We found this to be a good place to take a break – sit on the benches to rest and have a snack (that we brought with us), use the restrooms, etc.  There are some nice waterfalls and lots of people picnicking and swimming.  It’s a very nice place for a break to ensure you’re hydrated to continue on.

 

 

However, we didn’t stop for long as we needed to get back on the trail and continue.  At the entrance to Ein Prat, we were told that someone here from the Israeli park staff could provide us more information about continuing on the trail to Jericho; however, when we asked a staff member there, he didn’t speak English or have any information to provide us.  So, we just continued on our way!

 

 

After En Mabo’a, the trail leads you up above the wadi (with sweeping views of the desert mountains), back down into the wadi, through pools of water, across to the other side of the canyon, up and over rocks, back down again, back across the water, and so on.  It is beautiful, but it is also tiring and you hike/cover distance at a much slower pace than if you were going on a long a more straightforward trail.

 

 

 

Also, somewhere around En Mabo’a, the trail blazes also shift from white and blue to white and red.  The map shows several trails with the paths intersecting at various points; however, we rarely found this to be accurate.

Approximately 1.5 to 2 hours after En Mabo’a, the trail moves up and out of the wadi, and the landscape changes dramatically from the lush, green vegetation to mountainous desert, which is beautiful in its own way.  I find these desert mountains to be uniquely beautiful and some of my favorite scenery in this part of the world.

 

 


 

 

As you continue on, the trail makes its way alongside an aqueduct system (approximately 2 to 2.5 hours after En Mabo’a) (which in some areas, you have to precariously walk on with water to your left flowing through the irrigation system and a steep drop off down a cliff side to your right – not my favorite moments!)  Throughout the trail, if you look closely, you’ll see remnants of an aqueduct system built in the Hasmonean period (second century BCE), which channeled water to the Hasmoneans’ “winter palaces” close to Jericho.  The water system was also used during the Roman and Byzantine periods.  Later, in 1919, a local family build a concrete aqueduct on top of the ancient system from En Mabo’a via Wade Qelt.

 

 

 

At some point, the trail will split, and you will have the choice to continue up by the aqueduct or turn right and go back down into the wadi.  With the blazing sun up top, we decided to try to go back down into the wadi and continue all the way to St. George’s Monastery.  However, this was a mistake.  We made our way all the way down and started through the wadi, which was full of deep water.  Due to the high levels of water, we discovered that there would be no way to continue without walking (or really swimming!) directly in the water for several more kilometers.  So, we decided to turn back, pulling ourselves back up the hill, out of the wadi to back to the path by the aqueducts.  If you’re not hiking in the winter or spring, going through the wadi may be an option – but for us, in the spring (just after months of above-average rainfall), there was too much water to continue without having to swim.

 

 

St. George’s Monastery

Approximately 1.5 – 2 hours after seeing the aqueducts, you’ll start seeing crosses in prominent locations on either side of the wadi, indicating that St. George’s Monastery is close!

 

Crosses line the path as the trail gets closer to St. George’s Monastery near Jericho

 

Eventually, you’ll come around a corner, and there it is – the Monastery!  It’s not terribly far from Jericho so once we could see the Monastery, I knew that we were going to actually make it to Jericho (and hopefully back to Jerusalem that night).

 

Approaching St. George’s Monastery near Jericho

 

Approaching the monastery trail takes you down into the wadi via a staircase and below the monastery, which is built into the cliffs and seems to float above the valley.

 

Approaching St. George’s Monastery along the path between Jerusalem and Jericho

 

 

We arrived to the Monastery about 8 hours after leaving the visitors center in En Prat.

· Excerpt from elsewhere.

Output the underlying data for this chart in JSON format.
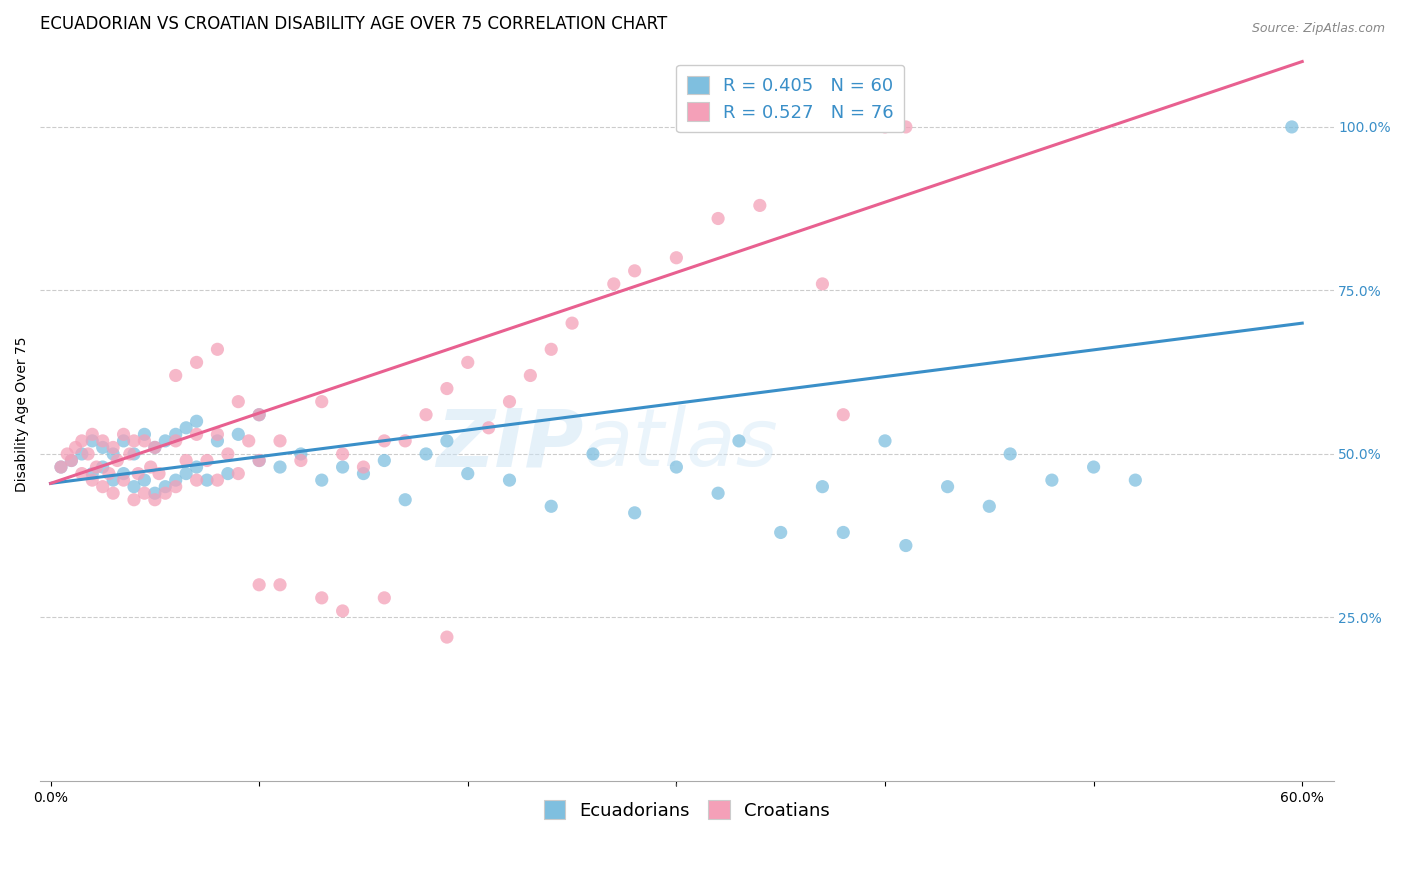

When we arrived, the Monastery was closed; however, we anticipated this.  We had visited the monastery before and weren’t attempting to get there before its 1:00 PM close.  However, when we did get there, we were exhausted.

 

 

Excited (and exhausted!) that we made it to St. George’s and not far from Jericho!

 

We found an area in the shade, had a snack, drank some more water, and prepared ourselves for the final leg – making it to Jericho.

 

Final leg of the trail to Jericho

 

Arriving to Jericho

We arrived into the center of Jericho about two hours later – just as the sun was starting to set.  Phew!  We were exhausted but happy to have made it.  (And, my husband was certain that we weren’t going to get out before dark so I was even happier that we made it out just in time and weren’t relying on the flashlights of our cell phones to finish the hike – which has happened to us once before on the Jesus Trail.  Ooops!)

 

 

Getting Back to Jerusalem

Because we arrived to Jericho fairly late in the day, there were not a lot of transport options back to Jerusalem.

In the past, we’ve taken a shared taxi/”ser-veece” from the central circle in town (approximately here) to either one of the checkpoints to cross out of the West Bank or to Ramallah and then taken a second shared taxi/”ser-veece” onto Jerusalem.  However, we were exhausted after the trek and were willing to pay for a more direct option back to Jerusalem.

If you arrive late like we did, a good option is taking a taxi from Jericho to one of the cafes/gas stations near the Al Amog intersection (approximately here) – approximately 15 to 20 minute drive from Jericho.  This puts you on Highway 1, which connects with Jerusalem.  From here, you have the option to potentially taking a bus, calling a taxi via Gett or catching one along the road, or hitchhiking (which the Israeli Reserve staffer had suggested as a good way to get back) to Jerusalem.

 

Thoughts after Arriving Back to Jerusalem

We arrived back to Jerusalem (and had a much-deserved burger and beer!) approximately 12 hours after leaving for the hike.  In total, we walked around 29 km/18 miles on our journey from Jerusalem to Jericho.

To be honest, I don’t think that I’ll walk the whole trail again.  However, I’m very glad that I did it. 

Walking form Jerusalem to Jericho is something that I have wanted to do for years.  And, for me, the connection that I feel to my faith while hiking, particularly in the Holy Land, is not outmatched by any other spiritual discipline.  Walking in the footsteps of Jesus and the Good Samaritan through the Holy Land connects me directly, and in a physical form, to my faith.  And, gives me a much better understanding of the life of those in The Bible than I could get any other way.

Doing the full walk in one day was strenuous (particularly when I was hoping to be at an Easter sunrise service the next morning!  – which I didn’t make it to…).  And, I think that the sections of the trail at the start and the end are the most beautiful.  So, a day hiking just in En Prat and a day just hiking to St. George’s from Jericho and back to Jericho are other options that can still be moderate to strenuous hikes but not take quite so long.  (For instance, we’d previously walked the section from Jericho to St. George’s monastery and back to Jericho in 2015 and very much enjoyed a relaxing walk through this part of the Holy Land.)

However, for those of you interested in doing the full hike, I’d absolutely say – go for it!  I don’t regret it at all despite the tired muscles, dehydration, and exhausted we felt at the end.  It was an experience that I won’t forget.  And, as there is not much complete or credible information out there about the trail so I hope that this will help for those who want to complete the journey.